History, to me, has never really been about the dead, or even about dates. For most people, the word tends to evoke memories of a dour progression of events and names shuffling drearily towards some ever-receding finish line. History, in this popular imagination is about facts, and facts, and facts. And has very little in it, presumably, to get the blood pumping.
For some people, however, it is about the richness of arguments. I realised this in graduate school when it seemed like whenever I opened my books about South Asian history, galleries of scholars seemed to be standing about in some kind of figurative coliseum, launching volleys of logic and evidence at each other. I found the debates invigorating and effective in complicating any easy assumptions I had about large themes in world history. I also felt that the academic study of history almost elicited a kind of ‘rasa’ of reason. ‘Rasa’, in Sanskrit poetics, literally translates to ‘the essence of a thing and its taste’. It is a kind of delight, primarily applied to aesthetics but also to reason. Finding the ‘rasa’ of something is enjoying a mental exercise or a work of art in a more than cognitive fashion. It implies engagement with it with a kind of visceral quality that the word ‘rasa’ or ‘taste’ implies.
When I joined Ahmedabad University, later, as an Assistant Professor at the School of Arts and Sciences in 2018, I thought about how to teach courses in one of my areas of specialisation at the time: Indian women’s history. I imagined taking a ‘biggest hits’ approach and laying down an escalator line of names and events: Sati…Sarojini Naidu…Chipko Movement…MeToo. But what I really wanted was for students to see continuities and ruptures between the historic past and the present: what has changed in legal, economic and cultural terms for women and what hasn’t.

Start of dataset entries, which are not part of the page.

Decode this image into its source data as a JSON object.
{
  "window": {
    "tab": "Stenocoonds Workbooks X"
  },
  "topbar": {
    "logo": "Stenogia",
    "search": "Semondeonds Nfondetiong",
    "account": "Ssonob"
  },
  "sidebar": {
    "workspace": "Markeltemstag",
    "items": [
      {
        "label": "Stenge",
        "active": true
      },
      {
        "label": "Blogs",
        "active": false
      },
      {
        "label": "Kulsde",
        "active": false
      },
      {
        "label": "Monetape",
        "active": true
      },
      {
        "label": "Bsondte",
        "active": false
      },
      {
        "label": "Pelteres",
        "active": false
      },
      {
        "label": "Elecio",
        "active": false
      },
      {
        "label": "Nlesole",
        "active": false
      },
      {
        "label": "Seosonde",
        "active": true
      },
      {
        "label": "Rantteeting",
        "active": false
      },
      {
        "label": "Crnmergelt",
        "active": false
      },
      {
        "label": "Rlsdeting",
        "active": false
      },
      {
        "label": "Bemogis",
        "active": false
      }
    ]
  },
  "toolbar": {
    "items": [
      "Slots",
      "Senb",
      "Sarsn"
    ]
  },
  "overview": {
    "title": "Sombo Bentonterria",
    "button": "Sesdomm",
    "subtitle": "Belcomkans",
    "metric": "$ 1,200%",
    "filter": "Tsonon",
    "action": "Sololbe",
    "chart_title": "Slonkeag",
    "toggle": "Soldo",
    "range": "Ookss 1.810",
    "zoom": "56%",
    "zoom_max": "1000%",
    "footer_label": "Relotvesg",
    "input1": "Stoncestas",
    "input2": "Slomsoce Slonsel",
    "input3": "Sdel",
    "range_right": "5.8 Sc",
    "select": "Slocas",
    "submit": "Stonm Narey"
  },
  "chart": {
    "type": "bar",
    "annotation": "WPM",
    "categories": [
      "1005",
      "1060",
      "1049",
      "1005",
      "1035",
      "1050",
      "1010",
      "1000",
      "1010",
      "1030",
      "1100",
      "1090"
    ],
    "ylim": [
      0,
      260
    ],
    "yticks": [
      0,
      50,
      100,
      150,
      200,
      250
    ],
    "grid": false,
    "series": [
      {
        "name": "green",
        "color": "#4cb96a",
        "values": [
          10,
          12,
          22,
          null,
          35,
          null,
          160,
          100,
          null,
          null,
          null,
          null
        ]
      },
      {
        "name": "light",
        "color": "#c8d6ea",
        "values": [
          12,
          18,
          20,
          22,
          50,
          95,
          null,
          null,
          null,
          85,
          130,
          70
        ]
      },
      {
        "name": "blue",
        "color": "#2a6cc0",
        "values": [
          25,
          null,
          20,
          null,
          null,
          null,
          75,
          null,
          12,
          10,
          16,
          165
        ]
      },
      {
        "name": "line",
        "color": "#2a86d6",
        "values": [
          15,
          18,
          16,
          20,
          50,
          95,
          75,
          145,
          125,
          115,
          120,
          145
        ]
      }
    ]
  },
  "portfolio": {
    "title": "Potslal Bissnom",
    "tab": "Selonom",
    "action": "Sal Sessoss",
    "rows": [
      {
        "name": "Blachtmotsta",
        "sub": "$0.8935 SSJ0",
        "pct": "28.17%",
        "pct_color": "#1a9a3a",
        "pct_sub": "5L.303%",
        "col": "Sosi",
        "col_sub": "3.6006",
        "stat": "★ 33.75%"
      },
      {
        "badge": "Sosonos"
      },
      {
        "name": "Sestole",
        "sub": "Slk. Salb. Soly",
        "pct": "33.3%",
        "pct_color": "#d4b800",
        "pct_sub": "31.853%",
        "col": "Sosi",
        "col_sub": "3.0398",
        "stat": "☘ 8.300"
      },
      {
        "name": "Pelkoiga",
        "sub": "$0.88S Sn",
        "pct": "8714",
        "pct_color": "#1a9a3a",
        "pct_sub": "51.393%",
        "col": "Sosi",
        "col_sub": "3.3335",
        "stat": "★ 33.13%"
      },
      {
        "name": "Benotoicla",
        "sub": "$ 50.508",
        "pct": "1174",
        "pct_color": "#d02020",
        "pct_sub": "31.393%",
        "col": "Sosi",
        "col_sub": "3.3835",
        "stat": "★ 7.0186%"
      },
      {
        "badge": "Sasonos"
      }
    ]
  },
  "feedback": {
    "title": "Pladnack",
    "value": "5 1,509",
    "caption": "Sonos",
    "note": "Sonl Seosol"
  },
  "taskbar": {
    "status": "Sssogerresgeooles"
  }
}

On the other hand, when I visualised this history, I felt most excited to actually ‘dance’ it rather than to read about it. As a trained Bharat Natyam dancer (eons ago), I thought it would be really interesting to read the writings of nineteenth and twentieth century social reformers and then to analyse, interpret and question this material through creating expressive choreographies. Thankfully a small selection of students, all women, who enrolled in my class, also thought this might be worthwhile. Though shy at first, my students took initiative, creating sets of characters who reflected 19th century social issues like sati, child marriage and treatment of widows. They configured the aesthetics of ahimsa by designing the sound, music, and movements of women in Gandhian protest marches, created skits around material objects (such as a ‘chaddar’ or a baby’s rattle) that represented the different kinds of loss experienced during Partition and participated in a playful final performance that imagined what women’s rights might be like in a utopian India of the future, fifty years from now. They stayed up late creating costumes, rehearsed incessantly, and most importantly for me, argued over whether the demands of the 19th century reformers had been met yet. On the last day of the course I saw the distinct imprint of a reclining figure 8 in my mind, where the ‘rasa’ of art or aesthetics blended seamlessly into the ‘rasa’ of reason and then back again.